E neste ínterim, preenchendo as lacunas entre as peças do rol das tais “obras relevantes”, estão ali os objetos invisíveis, quase que abandonados à própria sorte. No mesmo museu do Prado, cito outro objeto invisível: Vista prospettica di un anfiteatro romano, pintada em 1638 por Viviano Codazzi e Domenico Gargiulo. O quadro de enormes dimensões, que como diz o título é uma vista panorâmica de um anfiteatro romano, está pendurado na frente de uma escada. Isso quer dizer que não está numa sala. Um menino de aproximadamente 10 anos, turista, acompanhado pelo pai passa pelo arco que dá acesso a esta área sem registro, este não-lugar dentro do museu. Ele olha para o quadro e imediatamente se desvencilha da mão do pai e vai com a mão esticada em direção ao anfiteatro romano. O pai chama. Da outra sala corre uma vigia para impedir que o menino toque o quadro de quase quatrocentos anos.

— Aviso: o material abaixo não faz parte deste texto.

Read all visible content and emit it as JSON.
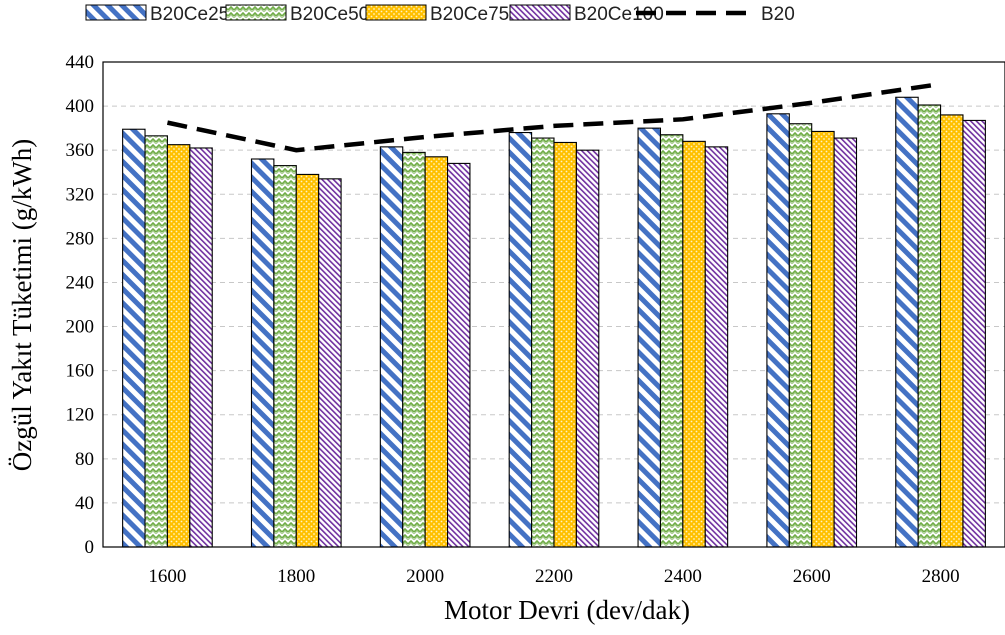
{
  "chart_data": {
    "type": "bar",
    "title": "",
    "xlabel": "Motor Devri (dev/dak)",
    "ylabel": "Özgül Yakıt Tüketimi (g/kWh)",
    "ylim": [
      0,
      440
    ],
    "yticks": [
      0,
      40,
      80,
      120,
      160,
      200,
      240,
      280,
      320,
      360,
      400,
      440
    ],
    "categories": [
      "1600",
      "1800",
      "2000",
      "2200",
      "2400",
      "2600",
      "2800"
    ],
    "grid": true,
    "legend_position": "top",
    "series": [
      {
        "name": "B20Ce25",
        "kind": "bar",
        "pattern": "diagonal-stripes",
        "color": "#4472C4",
        "values": [
          379,
          352,
          363,
          376,
          380,
          393,
          408
        ]
      },
      {
        "name": "B20Ce50",
        "kind": "bar",
        "pattern": "zigzag",
        "color": "#70AD47",
        "values": [
          373,
          346,
          358,
          371,
          374,
          384,
          401
        ]
      },
      {
        "name": "B20Ce75",
        "kind": "bar",
        "pattern": "dots",
        "color": "#FFC000",
        "values": [
          365,
          338,
          354,
          367,
          368,
          377,
          392
        ]
      },
      {
        "name": "B20Ce100",
        "kind": "bar",
        "pattern": "fine-diagonal",
        "color": "#7030A0",
        "values": [
          362,
          334,
          348,
          360,
          363,
          371,
          387
        ]
      },
      {
        "name": "B20",
        "kind": "line",
        "style": "dashed",
        "color": "#000000",
        "values": [
          385,
          360,
          372,
          382,
          388,
          403,
          420
        ]
      }
    ]
  }
}
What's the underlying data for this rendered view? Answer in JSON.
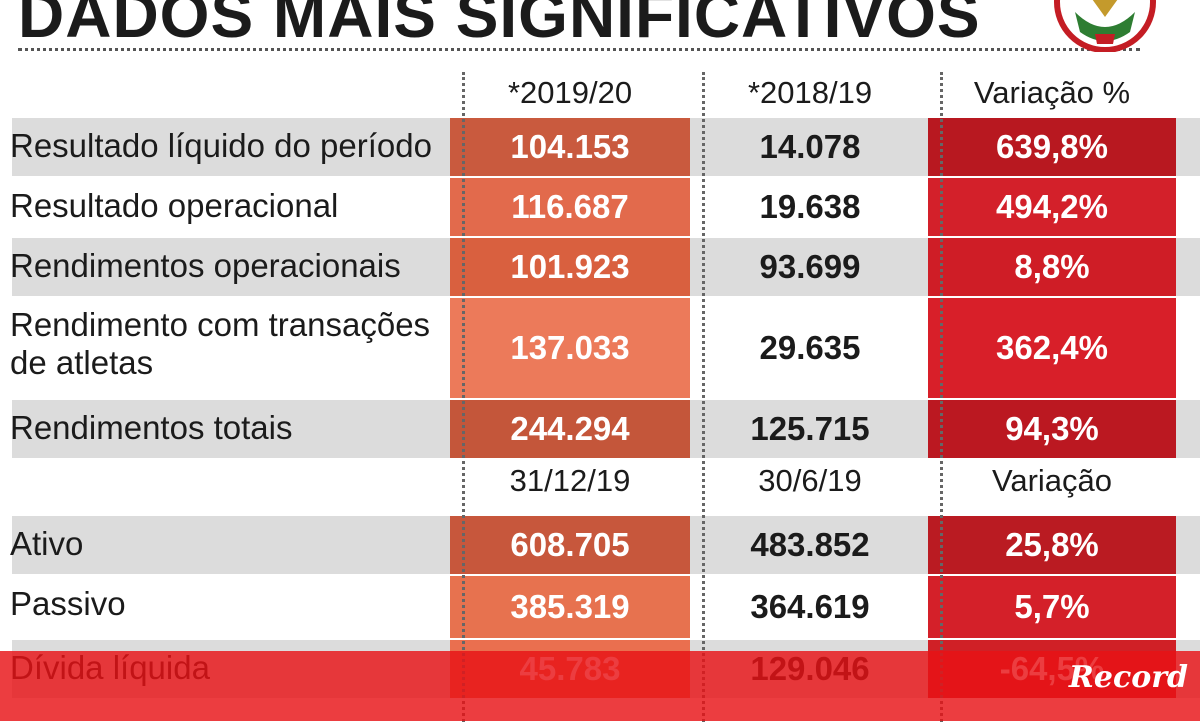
{
  "title": "DADOS MAIS SIGNIFICATIVOS",
  "colors": {
    "col1_base": "#d2573a",
    "col3_base": "#c41d24",
    "shade": "#dcdcdc",
    "bottom_bar": "#e81216"
  },
  "chart_data": {
    "type": "table",
    "sections": [
      {
        "headers": [
          "*2019/20",
          "*2018/19",
          "Variação %"
        ],
        "rows": [
          {
            "label": "Resultado líquido do período",
            "c1": "104.153",
            "c2": "14.078",
            "c3": "639,8%"
          },
          {
            "label": "Resultado operacional",
            "c1": "116.687",
            "c2": "19.638",
            "c3": "494,2%"
          },
          {
            "label": "Rendimentos operacionais",
            "c1": "101.923",
            "c2": "93.699",
            "c3": "8,8%"
          },
          {
            "label": "Rendimento com transações de atletas",
            "c1": "137.033",
            "c2": "29.635",
            "c3": "362,4%"
          },
          {
            "label": "Rendimentos totais",
            "c1": "244.294",
            "c2": "125.715",
            "c3": "94,3%"
          }
        ]
      },
      {
        "headers": [
          "31/12/19",
          "30/6/19",
          "Variação"
        ],
        "rows": [
          {
            "label": "Ativo",
            "c1": "608.705",
            "c2": "483.852",
            "c3": "25,8%"
          },
          {
            "label": "Passivo",
            "c1": "385.319",
            "c2": "364.619",
            "c3": "5,7%"
          },
          {
            "label": "Dívida líquida",
            "c1": "45.783",
            "c2": "129.046",
            "c3": "-64,5%"
          }
        ]
      }
    ]
  },
  "watermark": "Record"
}
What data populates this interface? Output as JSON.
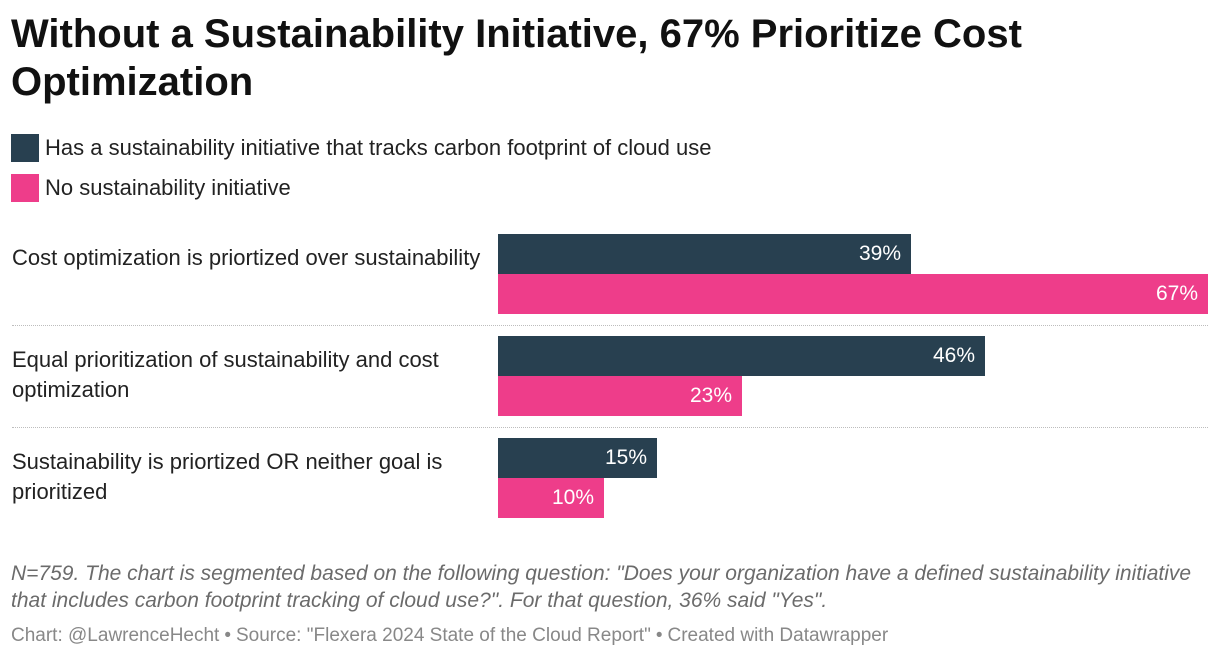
{
  "title": "Without a Sustainability Initiative, 67% Prioritize Cost Optimization",
  "colors": {
    "series_1": "#284050",
    "series_2": "#ee3d8a"
  },
  "legend": [
    {
      "label": "Has a sustainability initiative that tracks carbon footprint of cloud use"
    },
    {
      "label": "No sustainability initiative"
    }
  ],
  "chart_data": {
    "type": "bar",
    "orientation": "horizontal",
    "title": "Without a Sustainability Initiative, 67% Prioritize Cost Optimization",
    "categories": [
      "Cost optimization is priortized over sustainability",
      "Equal prioritization of sustainability and cost optimization",
      "Sustainability is priortized OR neither goal is prioritized"
    ],
    "series": [
      {
        "name": "Has a sustainability initiative that tracks carbon footprint of cloud use",
        "values": [
          39,
          46,
          15
        ],
        "labels": [
          "39%",
          "46%",
          "15%"
        ]
      },
      {
        "name": "No sustainability initiative",
        "values": [
          67,
          23,
          10
        ],
        "labels": [
          "67%",
          "23%",
          "10%"
        ]
      }
    ],
    "xlim": [
      0,
      67
    ],
    "unit": "%",
    "grid": false,
    "legend_position": "top-left"
  },
  "notes": "N=759. The chart is segmented based on the following question: \"Does your organization have a defined sustainability initiative that includes carbon footprint tracking of cloud use?\". For that question, 36% said \"Yes\".",
  "footer": {
    "chart_credit": "Chart: @LawrenceHecht",
    "source": "Source: \"Flexera 2024 State of the Cloud Report\"",
    "created_with": "Created with Datawrapper",
    "separator": "•"
  }
}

Ora, o garoto apenas respondeu adequadamente aos sinais à sua volta. Ele saiu de uma sala repleta de objetos providos de aura, os quais, como qualquer coisa sagrada, ele não pode tocar. Logo, ao entrar na não-sala do museu, me parece natural que ele interpretasse que o que está ali é outra classe de objeto, diante do qual ele poderia ter uma outra conduta, menos solene e submissa.
O que está em questão aqui não é, de maneira nenhuma, a segurança das obras de arte no museu, e sim a nossa capacidade de interpretação e reflexão sobre elas, de como nos relacionamos com a arte tanto individualmente como em seu conjunto dentro e fora dos museus. Trocando em miúdos, a questão que se apresenta mediante os acervos invisíveis é o que está acontecendo com a nossa capacidade, que como seres humanos deveria vir de fábrica, de simplesmente pensar.
Creio que é o momento de perguntar-nos com toda a sinceridade e seriedade, através de que olhos, senão os nossos próprios, queremos enxergar o mundo. Cada um de nós é um universo inteiro e temos todos os mecanismos necessários para estabelecer relações, analisar, raciocinar (lembra do documentário “Ilha das Flores”, do polegar o opositor e o tele-encéfalo altamente desenvolvido?). Ao invés disso nos comportamos diante da arte como um manso rebanho que compra verdades absolutas, se aborrece e exaspera diante do que há de mais excepcional na criação humana e ainda tem a ousadia de fingir que está sentindo prazer.
Quem tem pressa não consegue refletir. Muito menos sentir prazer.